Artificial-intelligence tools have transformed weather forecasting, thanks to their ability to learn past patterns from observations and predict how future patterns might unfold. But until now, models have sometimes struggled to forecast extreme weather events that they’ve never seen before, but that are happening more frequently as the planet warms.
It’s like trying to “forecast the future with yesterday’s climate”, as Jacob Landsberg, a data scientist at Boston University in Massachusetts, puts it.
One new approach that’s showing success combines an AI model with a conventional climate model, plus mathematical tools that describe rare events, to forecast weather extremes more effectively. In early tests, this hybrid approach simulated the probabilities of extreme heatwaves as accurately as the older, non-AI method, which takes much longer to run1.

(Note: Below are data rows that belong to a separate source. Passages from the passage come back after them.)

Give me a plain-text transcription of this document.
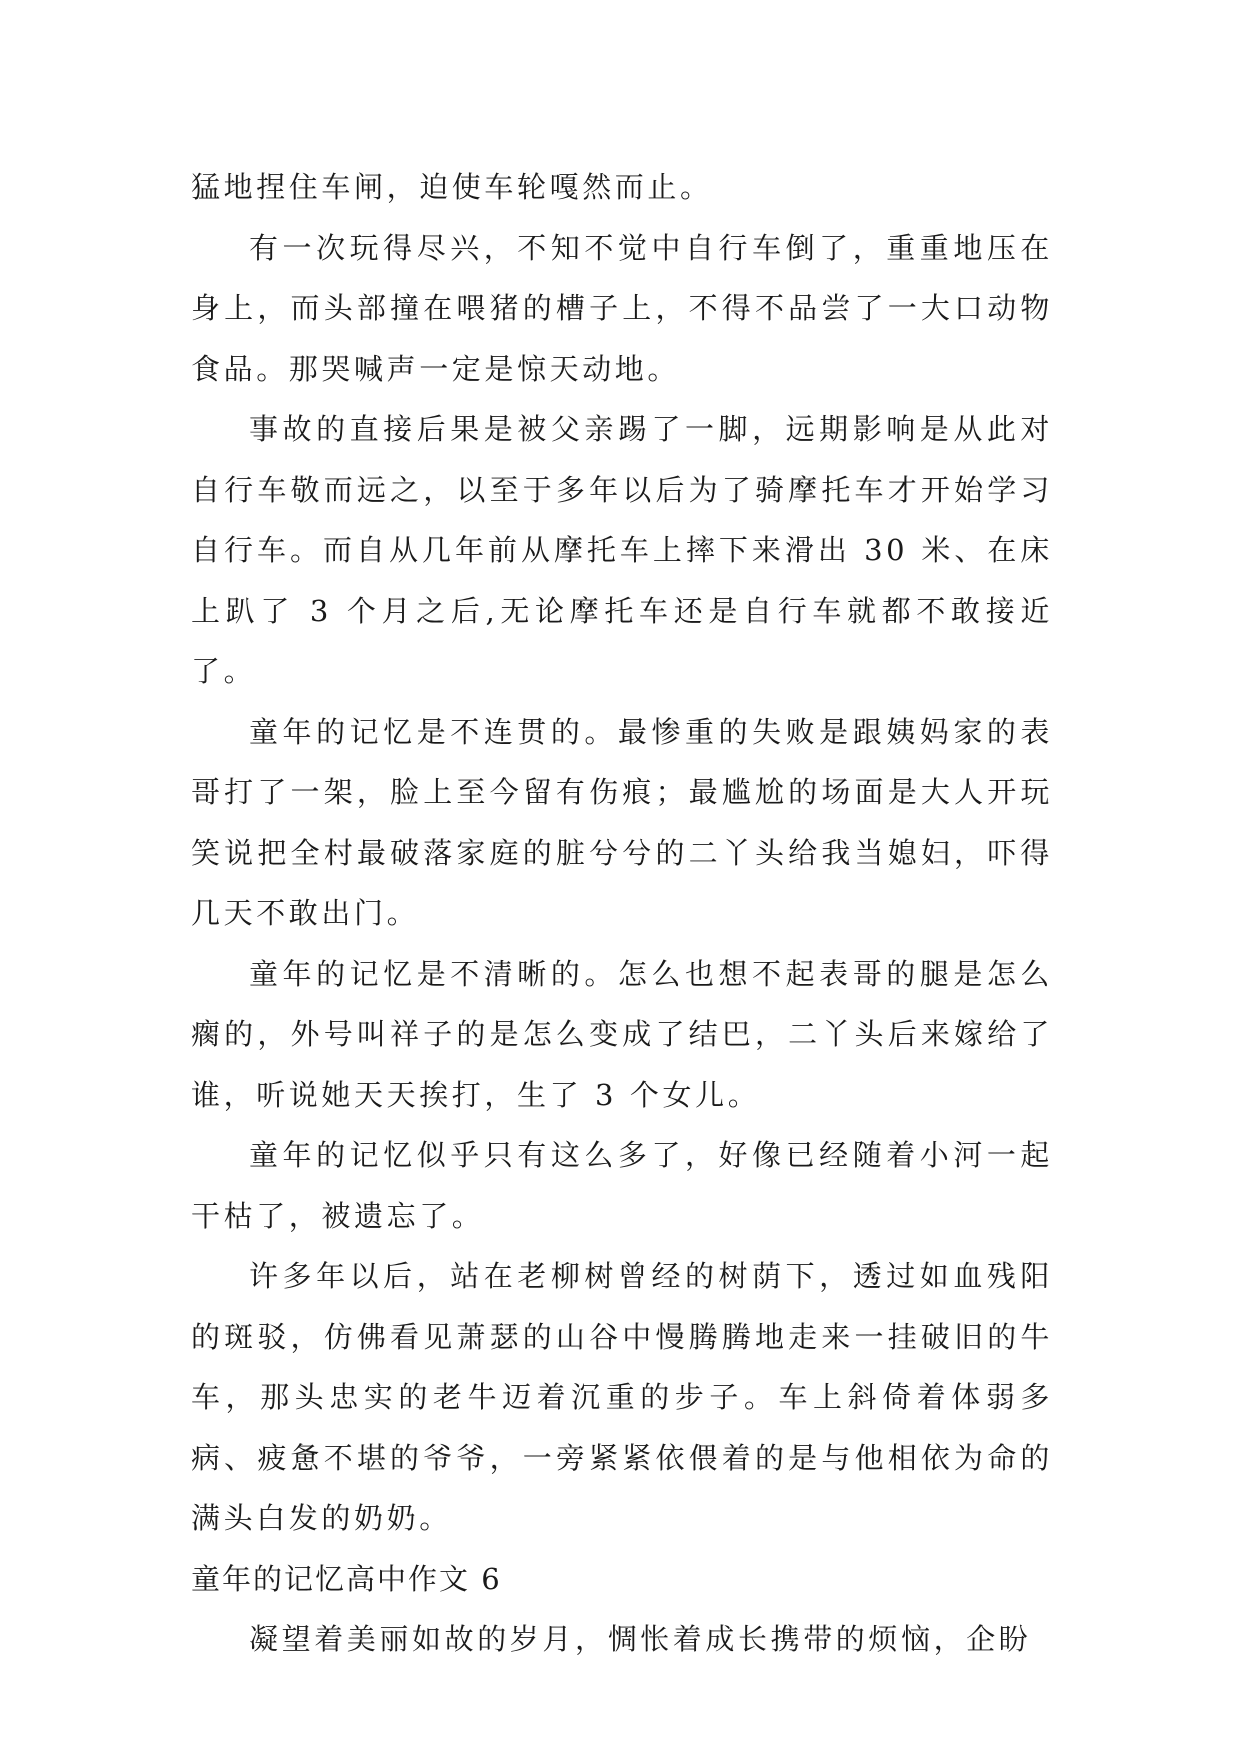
猛地捏住车闸，迫使车轮嘎然而止。

有一次玩得尽兴，不知不觉中自行车倒了，重重地压在身上，而头部撞在喂猪的槽子上，不得不品尝了一大口动物食品。那哭喊声一定是惊天动地。

事故的直接后果是被父亲踢了一脚，远期影响是从此对自行车敬而远之，以至于多年以后为了骑摩托车才开始学习自行车。而自从几年前从摩托车上摔下来滑出 30 米、在床上趴了 3 个月之后,无论摩托车还是自行车就都不敢接近了。

童年的记忆是不连贯的。最惨重的失败是跟姨妈家的表哥打了一架，脸上至今留有伤痕；最尴尬的场面是大人开玩笑说把全村最破落家庭的脏兮兮的二丫头给我当媳妇，吓得几天不敢出门。

童年的记忆是不清晰的。怎么也想不起表哥的腿是怎么瘸的，外号叫祥子的是怎么变成了结巴，二丫头后来嫁给了谁，听说她天天挨打，生了 3 个女儿。

童年的记忆似乎只有这么多了，好像已经随着小河一起干枯了，被遗忘了。

许多年以后，站在老柳树曾经的树荫下，透过如血残阳的斑驳，仿佛看见萧瑟的山谷中慢腾腾地走来一挂破旧的牛车，那头忠实的老牛迈着沉重的步子。车上斜倚着体弱多病、疲惫不堪的爷爷，一旁紧紧依偎着的是与他相依为命的满头白发的奶奶。

童年的记忆高中作文 6

凝望着美丽如故的岁月，惆怅着成长携带的烦恼，企盼
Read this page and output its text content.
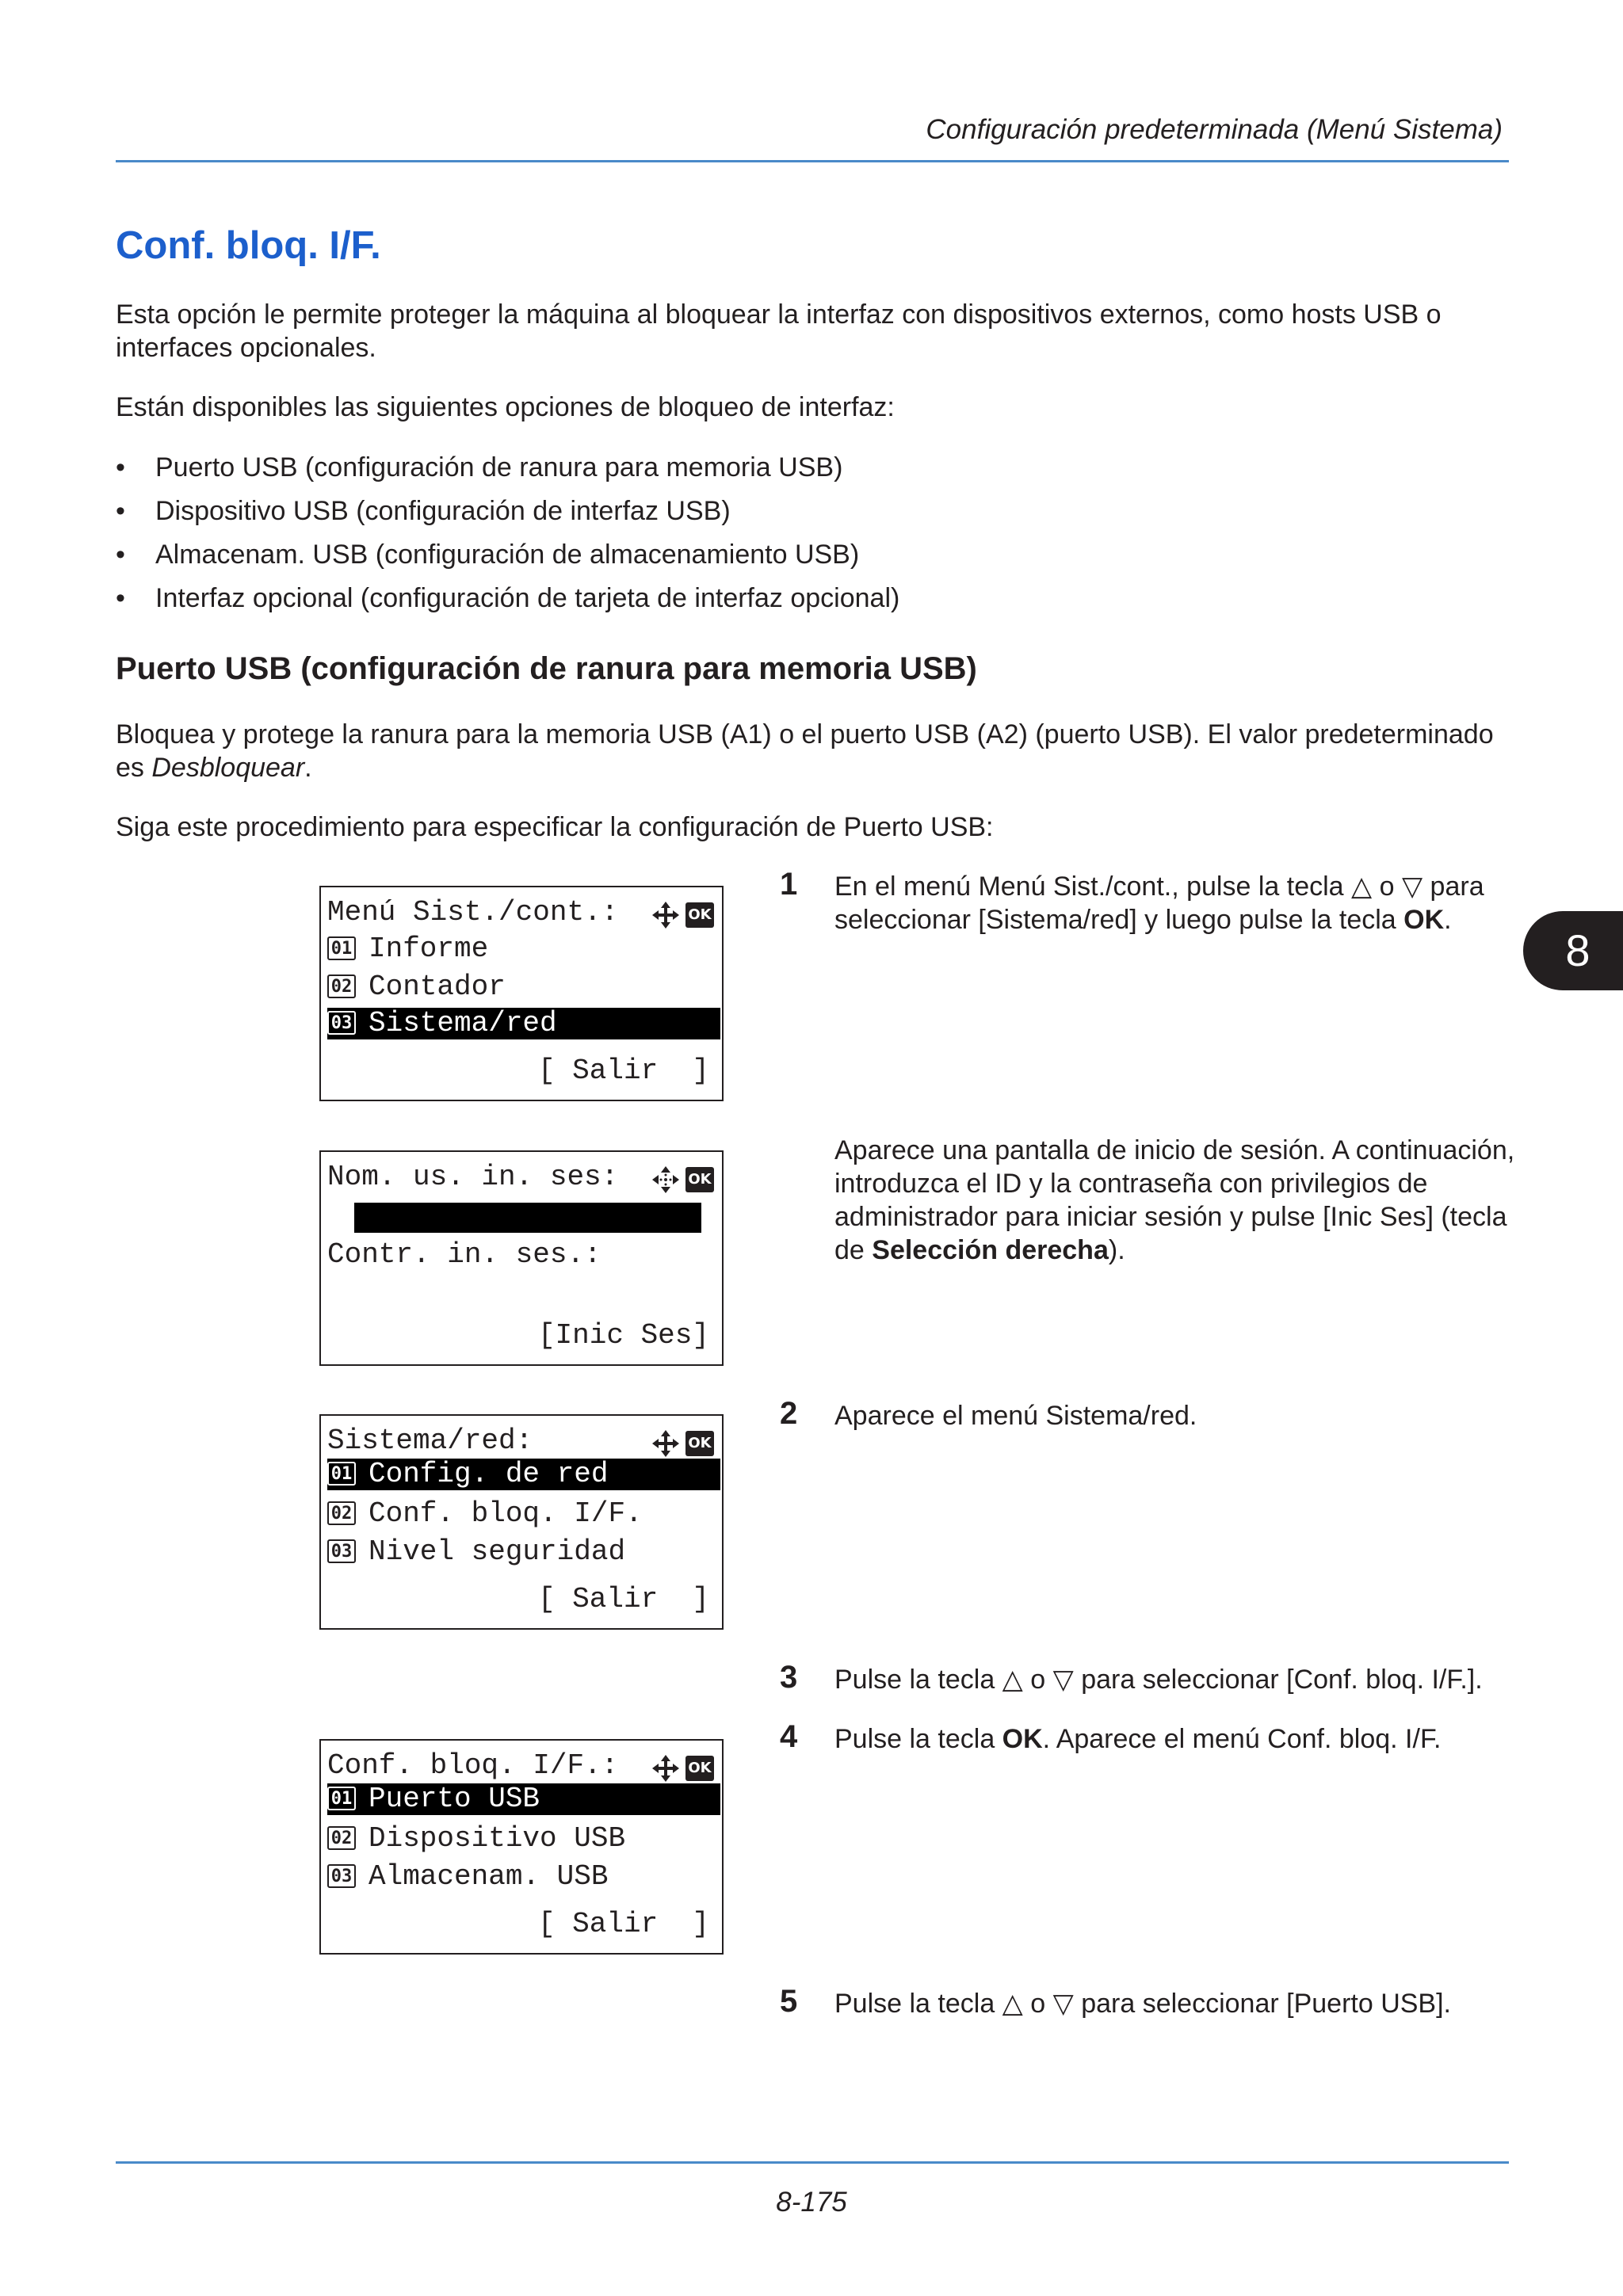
Configuración predeterminada (Menú Sistema)
Conf. bloq. I/F.
Esta opción le permite proteger la máquina al bloquear la interfaz con dispositivos externos, como hosts USB o interfaces opcionales.
Están disponibles las siguientes opciones de bloqueo de interfaz:
• Puerto USB (configuración de ranura para memoria USB)
• Dispositivo USB (configuración de interfaz USB)
• Almacenam. USB (configuración de almacenamiento USB)
• Interfaz opcional (configuración de tarjeta de interfaz opcional)
Puerto USB (configuración de ranura para memoria USB)
Bloquea y protege la ranura para la memoria USB (A1) o el puerto USB (A2) (puerto USB). El valor predeterminado es Desbloquear.
Siga este procedimiento para especificar la configuración de Puerto USB:
8
Menú Sist./cont.:	OK
01 Informe
02 Contador
03 Sistema/red
[ Salir  ]
Nom. us. in. ses:	OK
Contr. in. ses.:
[Inic Ses]
Sistema/red:	OK
01 Config. de red
02 Conf. bloq. I/F.
03 Nivel seguridad
[ Salir  ]
Conf. bloq. I/F.:	OK
01 Puerto USB
02 Dispositivo USB
03 Almacenam. USB
[ Salir  ]
1 En el menú Menú Sist./cont., pulse la tecla △ o ▽ para seleccionar [Sistema/red] y luego pulse la tecla OK.
Aparece una pantalla de inicio de sesión. A continuación, introduzca el ID y la contraseña con privilegios de administrador para iniciar sesión y pulse [Inic Ses] (tecla de Selección derecha).
2 Aparece el menú Sistema/red.
3 Pulse la tecla △ o ▽ para seleccionar [Conf. bloq. I/F.].
4 Pulse la tecla OK. Aparece el menú Conf. bloq. I/F.
5 Pulse la tecla △ o ▽ para seleccionar [Puerto USB].
8-175
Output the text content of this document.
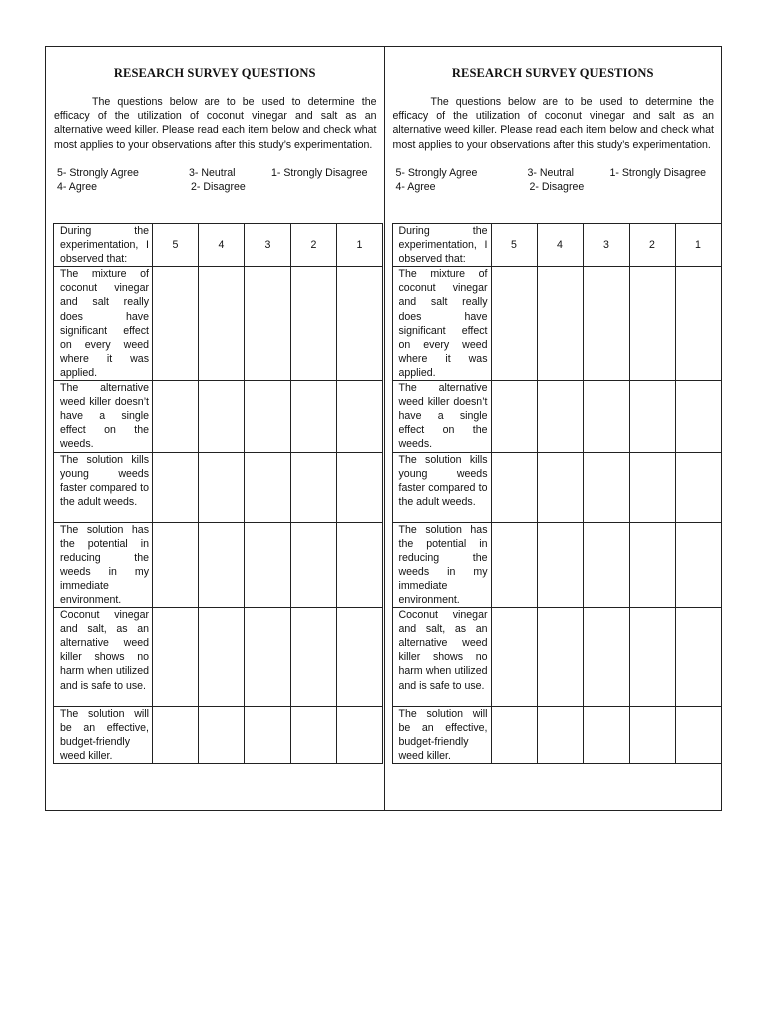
RESEARCH SURVEY QUESTIONS
The questions below are to be used to determine the efficacy of the utilization of coconut vinegar and salt as an alternative weed killer. Please read each item below and check what most applies to your observations after this study’s experimentation.
5- Strongly Agree
4- Agree
3- Neutral
2- Disagree
1- Strongly Disagree
During the experimentation, I observed that:	5	4	3	2	1
The mixture of coconut vinegar and salt really does have significant effect on every weed where it was applied.					
The alternative weed killer doesn’t have a single effect on the weeds.					
The solution kills young weeds faster compared to the adult weeds.					
The solution has the potential in reducing the weeds in my immediate environment.					
Coconut vinegar and salt, as an alternative weed killer shows no harm when utilized and is safe to use.					
The solution will be an effective, budget-friendly weed killer.					
RESEARCH SURVEY QUESTIONS
The questions below are to be used to determine the efficacy of the utilization of coconut vinegar and salt as an alternative weed killer. Please read each item below and check what most applies to your observations after this study’s experimentation.
5- Strongly Agree
4- Agree
3- Neutral
2- Disagree
1- Strongly Disagree
During the experimentation, I observed that:	5	4	3	2	1
The mixture of coconut vinegar and salt really does have significant effect on every weed where it was applied.					
The alternative weed killer doesn’t have a single effect on the weeds.					
The solution kills young weeds faster compared to the adult weeds.					
The solution has the potential in reducing the weeds in my immediate environment.					
Coconut vinegar and salt, as an alternative weed killer shows no harm when utilized and is safe to use.					
The solution will be an effective, budget-friendly weed killer.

“We think this is the way forward,” says Pedram Hassanzadeh, a climate physicist at the University of Chicago in Illinois who is involved in several of the early studies. Team members posted the results in a series of preprints on arXiv this year, and will discuss the work at upcoming conferences, including the American Geophysical Union meeting this month.
Limited training data
Extreme weather can be particularly dangerous when it goes beyond what people usually experience. Examples include the deep freeze in Texas in 2021 that killed hundreds of people, and the 2010 heatwave in Moscow that killed more than 10,000. But it’s hard to reproduce the statistics of such rare events and accurately predict how they might change in the future, Hassanzadeh says. AI models might be working with only 40 years of training data but need to forecast a weather extreme that happens just once every 1,000 years.